Formed in Hull, England, as the Mustangs in the early '60s, they changed their name to the Majority around the time they moved to London in 1965. With more of an American pop/rock vocal harmony style than most British Invasion groups, they tried their hand at a variety of material over the next few years, most of it coming from outside songwriters. As a minor coup of sorts, for their second single, 1965's "A Little Bit of Sunlight," they managed to gain access to a Ray Davies composition that never found a place on a 1960s Kinks record (though a 1965 demo Davies cut with session men eventually found release). They also covered another Davies song, the Kinks' "Ring the Bells," on the B-side of their next single, though to be honest the Majority versions of both songs were not in the same league as the Davies-sung ones.
In search of chart material, the Majority also tried compositions written or co-written by such luminaries as John Carter, Twice as Much, and Chip Taylor. But they never hit a commercial or artistic gold mine, the production varying from the lush to straightforward mod-ish rock. One such effort in the latter vein, "One Third" (which like several of their better recordings faintly recalled the Zombies), did find a bigger audience decades later when it was included on the Nuggets, Vol. 2 box set of overlooked '60s British Invasion/early psychedelic-like rock from non-U.S. countries. Lead singer Barry Graham wrote "One Third," but his contributions to the group's recorded repertoire were limited to a couple B-sides.

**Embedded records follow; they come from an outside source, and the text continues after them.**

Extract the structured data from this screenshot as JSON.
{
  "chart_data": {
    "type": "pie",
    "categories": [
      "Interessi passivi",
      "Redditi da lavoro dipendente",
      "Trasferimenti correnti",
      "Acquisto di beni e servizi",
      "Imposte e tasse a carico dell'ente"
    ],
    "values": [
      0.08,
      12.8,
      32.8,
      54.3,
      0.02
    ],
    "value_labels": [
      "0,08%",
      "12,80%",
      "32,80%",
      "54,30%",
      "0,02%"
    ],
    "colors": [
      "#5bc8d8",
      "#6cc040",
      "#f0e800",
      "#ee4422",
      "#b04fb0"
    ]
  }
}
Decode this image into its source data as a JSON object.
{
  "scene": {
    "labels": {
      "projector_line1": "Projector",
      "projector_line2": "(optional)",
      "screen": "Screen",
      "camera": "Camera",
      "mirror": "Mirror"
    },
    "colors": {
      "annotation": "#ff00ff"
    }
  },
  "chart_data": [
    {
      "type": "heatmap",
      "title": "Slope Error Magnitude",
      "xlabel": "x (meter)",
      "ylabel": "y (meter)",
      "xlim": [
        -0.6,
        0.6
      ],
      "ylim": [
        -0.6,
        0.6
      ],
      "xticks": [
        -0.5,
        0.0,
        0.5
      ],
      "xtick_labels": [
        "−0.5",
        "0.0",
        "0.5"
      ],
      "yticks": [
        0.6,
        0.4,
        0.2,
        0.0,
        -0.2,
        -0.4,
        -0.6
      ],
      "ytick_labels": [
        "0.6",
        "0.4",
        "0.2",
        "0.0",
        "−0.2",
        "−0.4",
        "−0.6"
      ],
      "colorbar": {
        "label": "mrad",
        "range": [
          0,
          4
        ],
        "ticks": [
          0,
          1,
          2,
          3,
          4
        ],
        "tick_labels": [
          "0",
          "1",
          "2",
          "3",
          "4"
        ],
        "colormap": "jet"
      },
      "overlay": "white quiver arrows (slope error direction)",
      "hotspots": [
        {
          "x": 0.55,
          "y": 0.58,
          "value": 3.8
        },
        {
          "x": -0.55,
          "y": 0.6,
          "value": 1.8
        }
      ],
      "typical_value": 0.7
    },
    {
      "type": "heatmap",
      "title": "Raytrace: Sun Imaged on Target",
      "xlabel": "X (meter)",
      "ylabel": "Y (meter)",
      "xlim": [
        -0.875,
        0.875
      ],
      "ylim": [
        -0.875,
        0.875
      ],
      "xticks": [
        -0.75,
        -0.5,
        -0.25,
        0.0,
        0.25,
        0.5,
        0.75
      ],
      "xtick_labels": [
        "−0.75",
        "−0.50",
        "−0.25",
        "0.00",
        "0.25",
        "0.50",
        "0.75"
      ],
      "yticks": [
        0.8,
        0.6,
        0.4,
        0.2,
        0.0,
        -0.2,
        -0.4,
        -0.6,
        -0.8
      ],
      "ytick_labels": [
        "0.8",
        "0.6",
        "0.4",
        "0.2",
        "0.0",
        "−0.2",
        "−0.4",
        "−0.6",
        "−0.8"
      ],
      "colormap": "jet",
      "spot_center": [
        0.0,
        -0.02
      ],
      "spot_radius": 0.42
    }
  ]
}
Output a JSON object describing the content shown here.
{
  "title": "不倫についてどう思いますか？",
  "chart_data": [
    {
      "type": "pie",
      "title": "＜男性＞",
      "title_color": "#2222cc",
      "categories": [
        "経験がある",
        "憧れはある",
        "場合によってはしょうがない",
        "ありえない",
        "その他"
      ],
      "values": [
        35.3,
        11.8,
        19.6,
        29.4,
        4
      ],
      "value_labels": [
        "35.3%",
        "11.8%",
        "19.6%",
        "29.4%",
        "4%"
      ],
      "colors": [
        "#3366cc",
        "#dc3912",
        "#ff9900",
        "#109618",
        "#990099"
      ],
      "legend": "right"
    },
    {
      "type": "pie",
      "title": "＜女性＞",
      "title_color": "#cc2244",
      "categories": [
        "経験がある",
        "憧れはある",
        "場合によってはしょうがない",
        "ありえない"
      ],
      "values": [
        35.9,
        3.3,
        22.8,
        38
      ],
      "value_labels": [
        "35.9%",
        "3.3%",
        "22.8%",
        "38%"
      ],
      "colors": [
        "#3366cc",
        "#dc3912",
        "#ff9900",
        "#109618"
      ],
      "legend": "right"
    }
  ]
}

The Majority's eighth and final single, "All Our Christmases," would generate another collectible for future British '60s rock aficionados to hunt down in subsequent decades, as it was written but not recorded by the Bee Gees. After some major lineup shuffles and work backing singer Barry Ryan in concert and in the studio, the Majority relocated to France, where they renamed themselves Majority One in 1969 and continued their recording career with a similar but more sophisticated musical approach. All of the tracks from the Majority's singles except one are on the CD compilation The Decca Years 1965-68.